Natacha Menzies sat silently through the hearty, sometimes-exultant memorial for her late husband. She let another share the letter she penned following his death in a Nov. 15 traffic collision.
But when yesterday's service at Grace Community Christian Ministries wrapped up, the widow of NYPD Officer Andre Menzies said there was one topic she needed to speak about.
The Dix Hills wreck that killed Andre Menzies as he traveled the Northern State Parkway to his North Babylon home came at the hands of a suspected drunken, wrong-way driver. Natacha Menzies plans to aid proponents of stiffer DWI penalties for repeat offenders and those who cause injury or death. "The minute you decide to drink and get in that vehicle, it's intentional. You become a weapon," she said outside the Amityville church where more than 60 mourners gathered. "Too many people are dying."

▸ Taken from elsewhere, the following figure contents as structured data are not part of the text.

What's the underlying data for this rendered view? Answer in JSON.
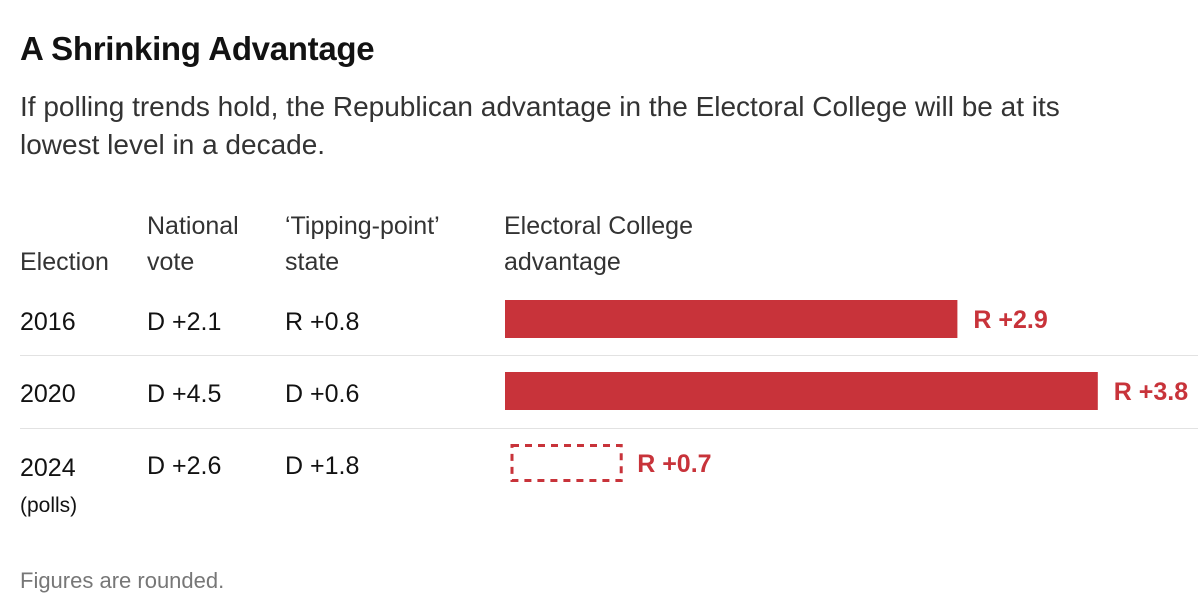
{
  "title": "A Shrinking Advantage",
  "subtitle": "If polling trends hold, the Republican advantage in the Electoral College will be at its lowest level in a decade.",
  "columns": {
    "election": "Election",
    "national_vote": [
      "National",
      "vote"
    ],
    "tipping_point": [
      "‘Tipping-point’",
      "state"
    ],
    "advantage": [
      "Electoral College",
      "advantage"
    ]
  },
  "rows": [
    {
      "year": "2016",
      "note": "",
      "national_vote": "D +2.1",
      "tipping_point": "R +0.8",
      "advantage_label": "R +2.9"
    },
    {
      "year": "2020",
      "note": "",
      "national_vote": "D +4.5",
      "tipping_point": "D +0.6",
      "advantage_label": "R +3.8"
    },
    {
      "year": "2024",
      "note": "(polls)",
      "national_vote": "D +2.6",
      "tipping_point": "D +1.8",
      "advantage_label": "R +0.7"
    }
  ],
  "footnote": "Figures are rounded.",
  "colors": {
    "republican": "#c8333a",
    "text": "#121212",
    "muted": "#777777",
    "divider": "#e2e2e2"
  },
  "chart_data": {
    "type": "bar",
    "orientation": "horizontal",
    "categories": [
      "2016",
      "2020",
      "2024"
    ],
    "values": [
      2.9,
      3.8,
      0.7
    ],
    "value_labels": [
      "R +2.9",
      "R +3.8",
      "R +0.7"
    ],
    "projected": [
      false,
      false,
      true
    ],
    "projected_style": "dashed outline",
    "xlim": [
      0,
      3.8
    ],
    "grid": false,
    "legend": "none"
  }
}
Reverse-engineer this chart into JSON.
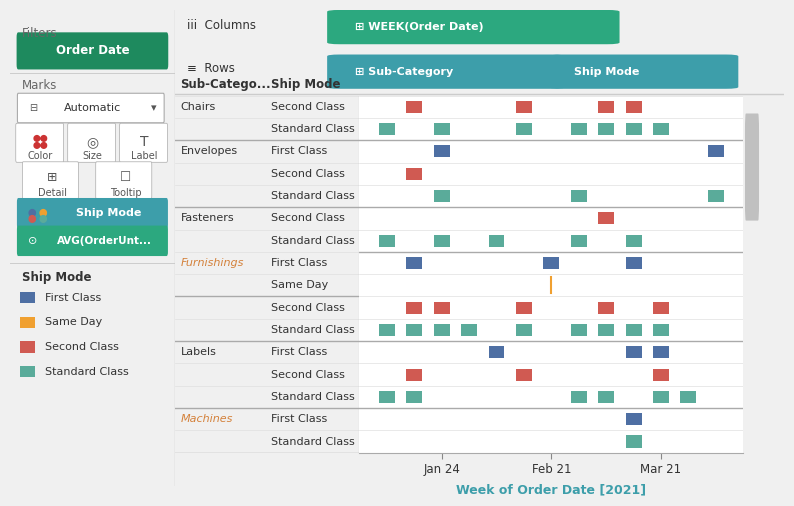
{
  "colors": {
    "first_class": "#4e6fa3",
    "same_day": "#f0a030",
    "second_class": "#d05a52",
    "standard_class": "#5aab9a",
    "header_green": "#2ca87f",
    "filter_green": "#1e8a5e",
    "row_teal": "#3d9eaa",
    "text_dark": "#333333",
    "text_orange": "#d4813a",
    "panel_bg": "#f5f5f5"
  },
  "left_panel": {
    "legend_items": [
      "First Class",
      "Same Day",
      "Second Class",
      "Standard Class"
    ]
  },
  "x_ticks": [
    "Jan 24",
    "Feb 21",
    "Mar 21"
  ],
  "x_tick_positions": [
    3,
    7,
    11
  ],
  "x_axis_label": "Week of Order Date [2021]",
  "x_range": [
    0,
    14
  ],
  "rows": [
    {
      "sub_cat": "Chairs",
      "ship": "Second Class",
      "color": "second_class",
      "positions": [
        2,
        6,
        9,
        10
      ]
    },
    {
      "sub_cat": "",
      "ship": "Standard Class",
      "color": "standard_class",
      "positions": [
        1,
        3,
        6,
        8,
        9,
        10,
        11
      ]
    },
    {
      "sub_cat": "Envelopes",
      "ship": "First Class",
      "color": "first_class",
      "positions": [
        3,
        13
      ]
    },
    {
      "sub_cat": "",
      "ship": "Second Class",
      "color": "second_class",
      "positions": [
        2
      ]
    },
    {
      "sub_cat": "",
      "ship": "Standard Class",
      "color": "standard_class",
      "positions": [
        3,
        8,
        13
      ]
    },
    {
      "sub_cat": "Fasteners",
      "ship": "Second Class",
      "color": "second_class",
      "positions": [
        9
      ]
    },
    {
      "sub_cat": "",
      "ship": "Standard Class",
      "color": "standard_class",
      "positions": [
        1,
        3,
        5,
        8,
        10
      ]
    },
    {
      "sub_cat": "Furnishings",
      "ship": "First Class",
      "color": "first_class",
      "positions": [
        2,
        7,
        10
      ]
    },
    {
      "sub_cat": "",
      "ship": "Same Day",
      "color": "same_day",
      "positions": [
        7
      ]
    },
    {
      "sub_cat": "",
      "ship": "Second Class",
      "color": "second_class",
      "positions": [
        2,
        3,
        6,
        9,
        11
      ]
    },
    {
      "sub_cat": "",
      "ship": "Standard Class",
      "color": "standard_class",
      "positions": [
        1,
        2,
        3,
        4,
        6,
        8,
        9,
        10,
        11
      ]
    },
    {
      "sub_cat": "Labels",
      "ship": "First Class",
      "color": "first_class",
      "positions": [
        5,
        10,
        11
      ]
    },
    {
      "sub_cat": "",
      "ship": "Second Class",
      "color": "second_class",
      "positions": [
        2,
        6,
        11
      ]
    },
    {
      "sub_cat": "",
      "ship": "Standard Class",
      "color": "standard_class",
      "positions": [
        1,
        2,
        8,
        9,
        11,
        12
      ]
    },
    {
      "sub_cat": "Machines",
      "ship": "First Class",
      "color": "first_class",
      "positions": [
        10
      ]
    },
    {
      "sub_cat": "",
      "ship": "Standard Class",
      "color": "standard_class",
      "positions": [
        10
      ]
    }
  ],
  "group_separators": [
    2,
    5,
    7,
    11,
    14
  ]
}
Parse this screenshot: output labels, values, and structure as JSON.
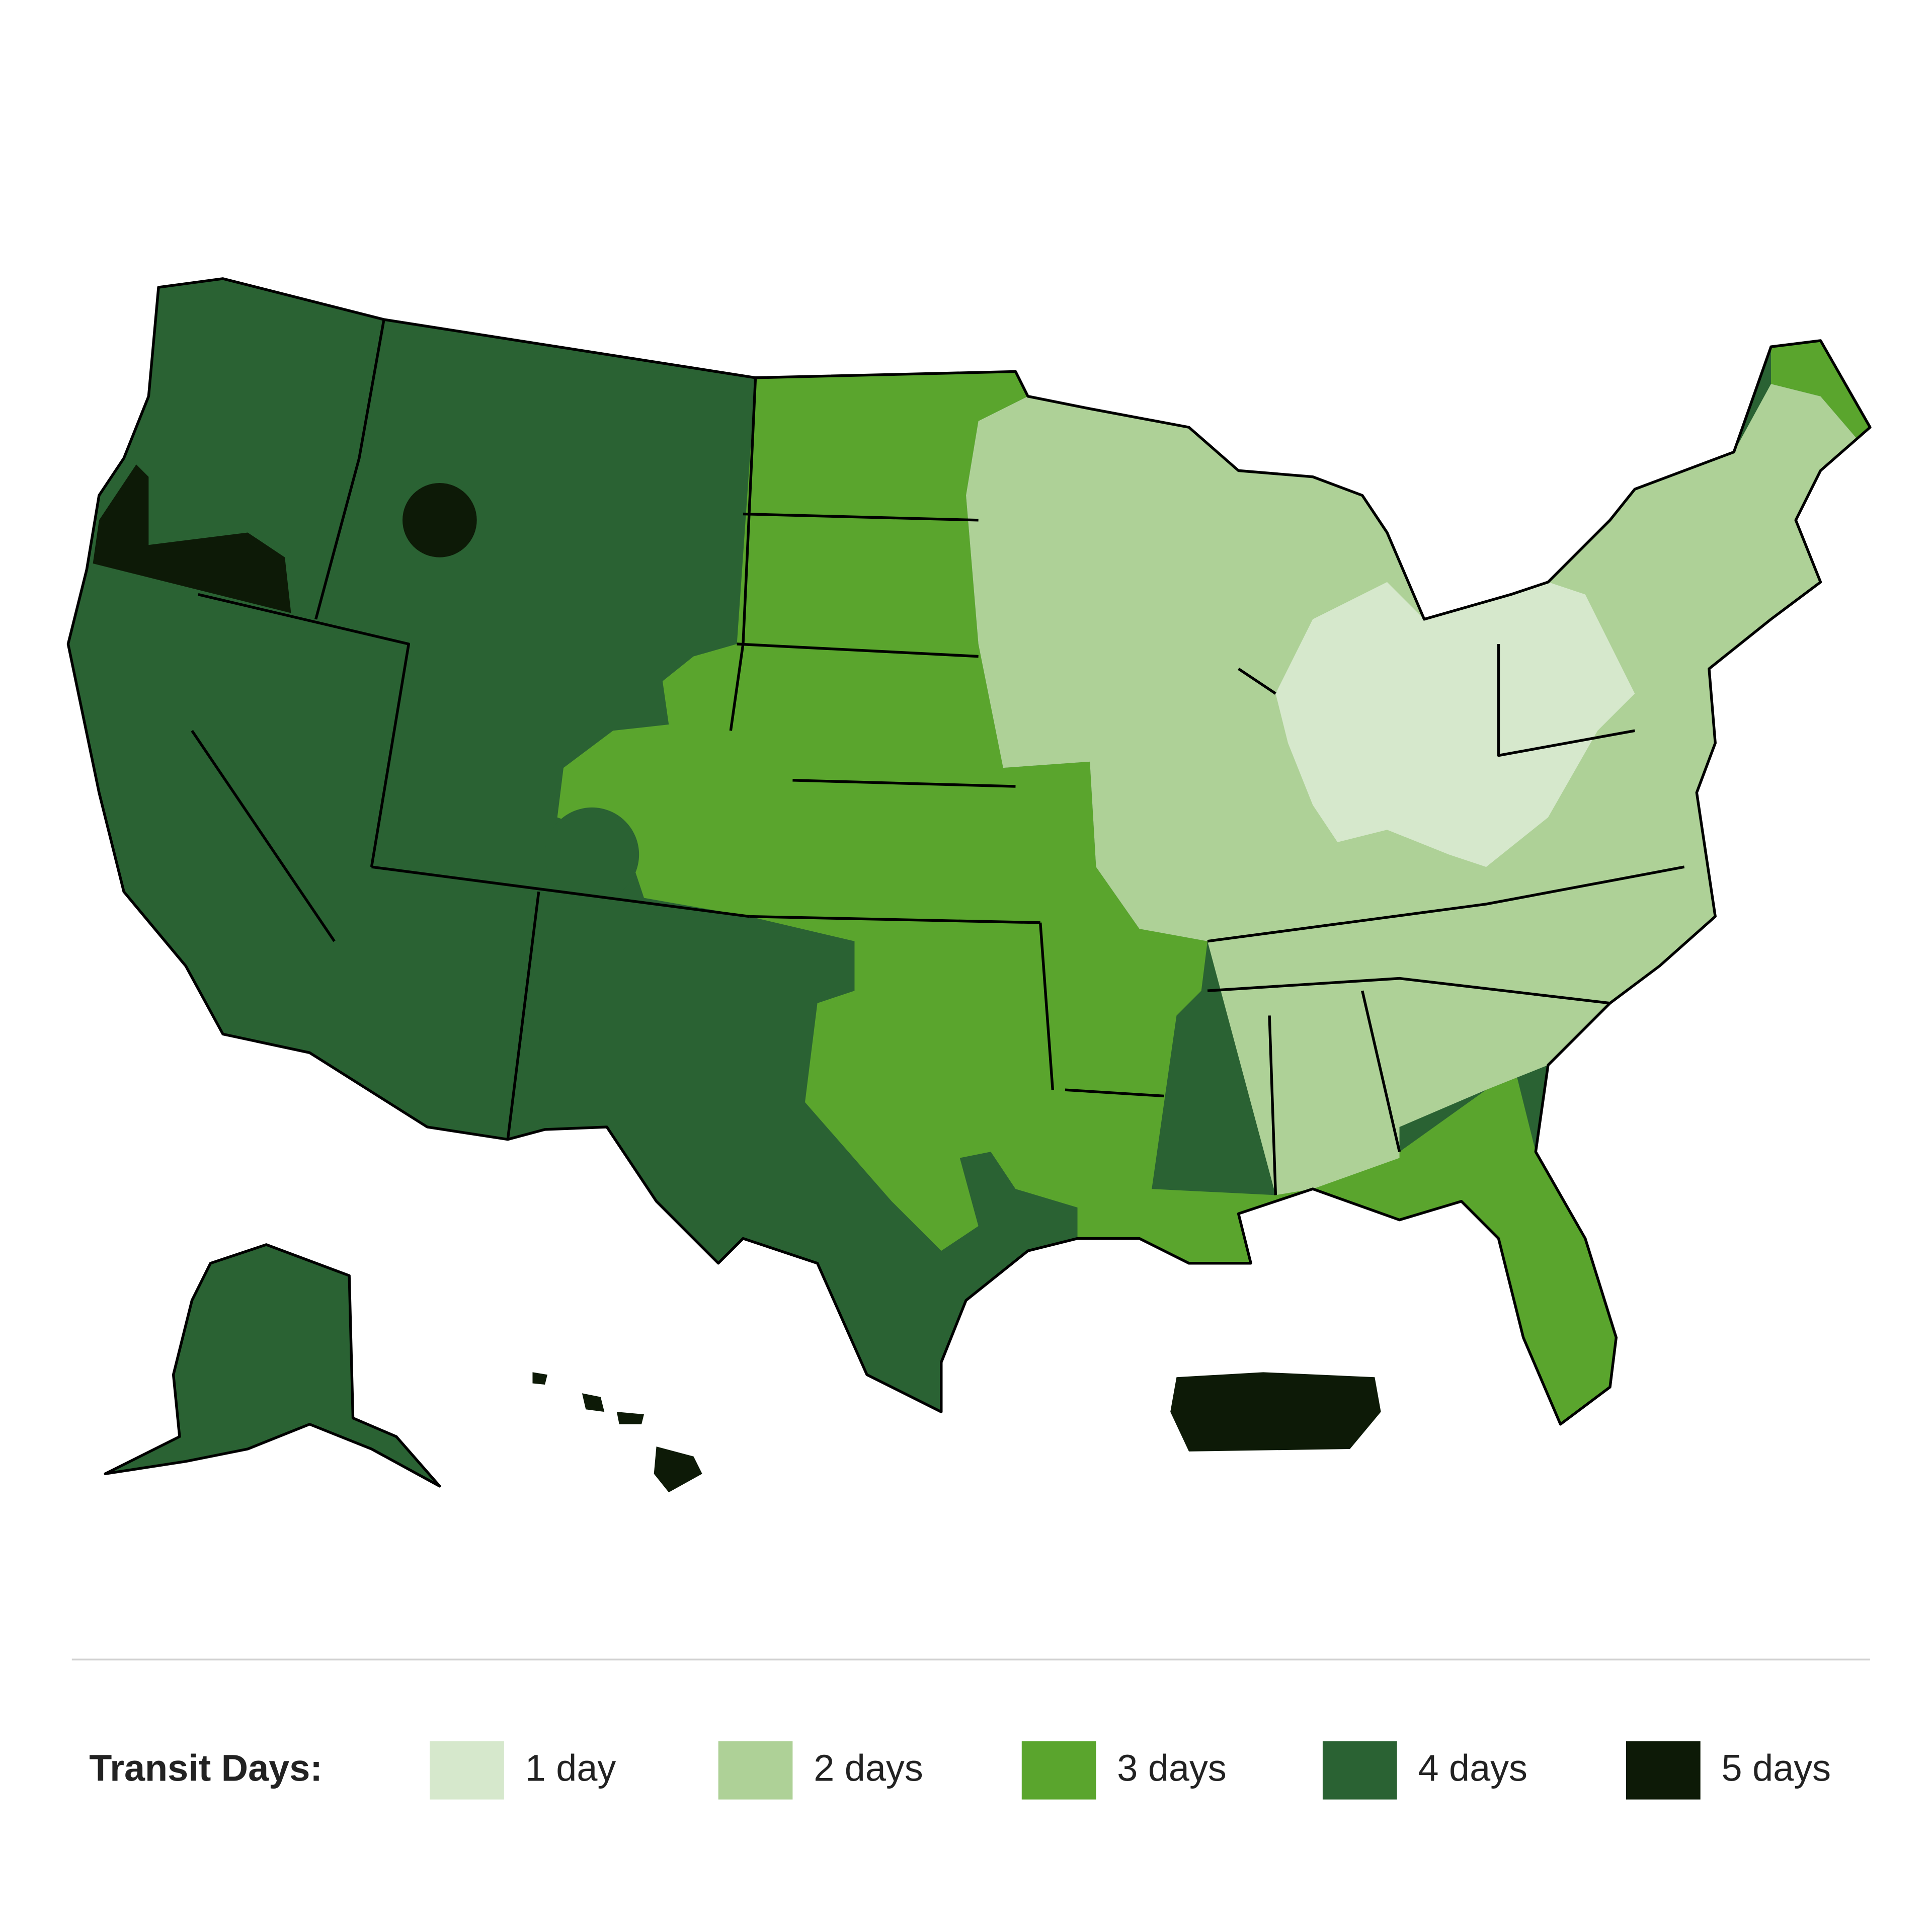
{
  "legend": {
    "title": "Transit Days:",
    "items": [
      {
        "label": "1 day",
        "color": "#d6e8cc"
      },
      {
        "label": "2 days",
        "color": "#aed197"
      },
      {
        "label": "3 days",
        "color": "#5aa52d"
      },
      {
        "label": "4 days",
        "color": "#2a6233"
      },
      {
        "label": "5 days",
        "color": "#0d1a07"
      }
    ]
  }
}
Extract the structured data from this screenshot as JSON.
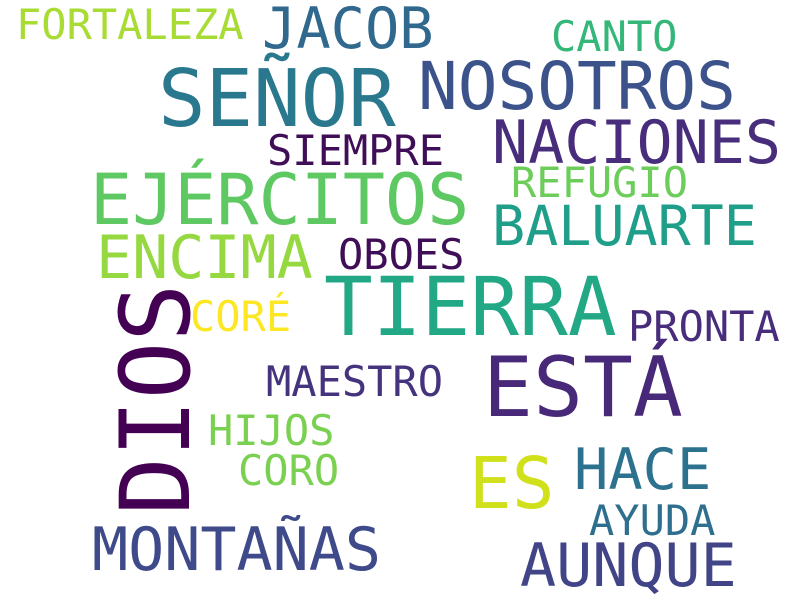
{
  "words": {
    "dios": {
      "text": "DIOS",
      "color": "#440154"
    },
    "tierra": {
      "text": "TIERRA",
      "color": "#22a884"
    },
    "senor": {
      "text": "SEÑOR",
      "color": "#2a788e"
    },
    "nosotros": {
      "text": "NOSOTROS",
      "color": "#3b528b"
    },
    "esta": {
      "text": "ESTÁ",
      "color": "#482878"
    },
    "ejercitos": {
      "text": "EJÉRCITOS",
      "color": "#5ec962"
    },
    "naciones": {
      "text": "NACIONES",
      "color": "#472d7b"
    },
    "baluarte": {
      "text": "BALUARTE",
      "color": "#1f9e89"
    },
    "encima": {
      "text": "ENCIMA",
      "color": "#95d840"
    },
    "montanas": {
      "text": "MONTAÑAS",
      "color": "#3e4a89"
    },
    "aunque": {
      "text": "AUNQUE",
      "color": "#414487"
    },
    "jacob": {
      "text": "JACOB",
      "color": "#31688e"
    },
    "es": {
      "text": "ES",
      "color": "#d0e11c"
    },
    "hace": {
      "text": "HACE",
      "color": "#2c728e"
    },
    "oboes": {
      "text": "OBOES",
      "color": "#3f0e57"
    },
    "siempre": {
      "text": "SIEMPRE",
      "color": "#3f0e57"
    },
    "fortaleza": {
      "text": "FORTALEZA",
      "color": "#a8db34"
    },
    "canto": {
      "text": "CANTO",
      "color": "#35b779"
    },
    "refugio": {
      "text": "REFUGIO",
      "color": "#6ccd5a"
    },
    "maestro": {
      "text": "MAESTRO",
      "color": "#46337e"
    },
    "pronta": {
      "text": "PRONTA",
      "color": "#472d7b"
    },
    "hijos": {
      "text": "HIJOS",
      "color": "#7ad151"
    },
    "coro": {
      "text": "CORO",
      "color": "#7ad151"
    },
    "core": {
      "text": "CORÉ",
      "color": "#fde725"
    },
    "ayuda": {
      "text": "AYUDA",
      "color": "#2e6e8e"
    }
  }
}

She has already grabbed the attention of Babylon Town Supervisor Steve Bellone. Speaking to the crowd at the start of the memorial, Bellone said Natacha Menzies "wants to make sure Andre and his life are never forgotten."
He played basketball through high school and college, graduating with a bachelor's degree from New York Institute of Technology.He joined the NYPD in 2001 and most recently worked as a housing officer. Devon Vickers, a friend and fellow Grace Community member, called Menzies a selfless person who put others' problems above his own.
An on-the-job injury had left Menzies on crutches, but Vickers said the officer's frequent phone calls would do more to comfort him. "He put everyone's problems ahead of his," he said.
Sheryl Vickers, Devon's wife and the church choir director, said her lasting memory of Menzies would be of him standing in the back of the room, leaning on a crutch with "one hand in the air, praising God."
Menzies had five children - three girls with his first wife, who died after an epileptic seizure - and a 9-year-old boy and 7-year-girl with Natacha. Grace Community Pastor Robert L. Burgess began his eulogy gently, calling Menzies a loving husband and father who set a positive example by attending services no matter his schedule or physical ailment.
But Burgess turned fiery when he spoke of how Menzies' life was taken. "Somebody has got to do something about these folks who are driving under the influence," Burgess said in a near-scream. "It has become a deadly enemy in our society. How long must this enemy trouble us?"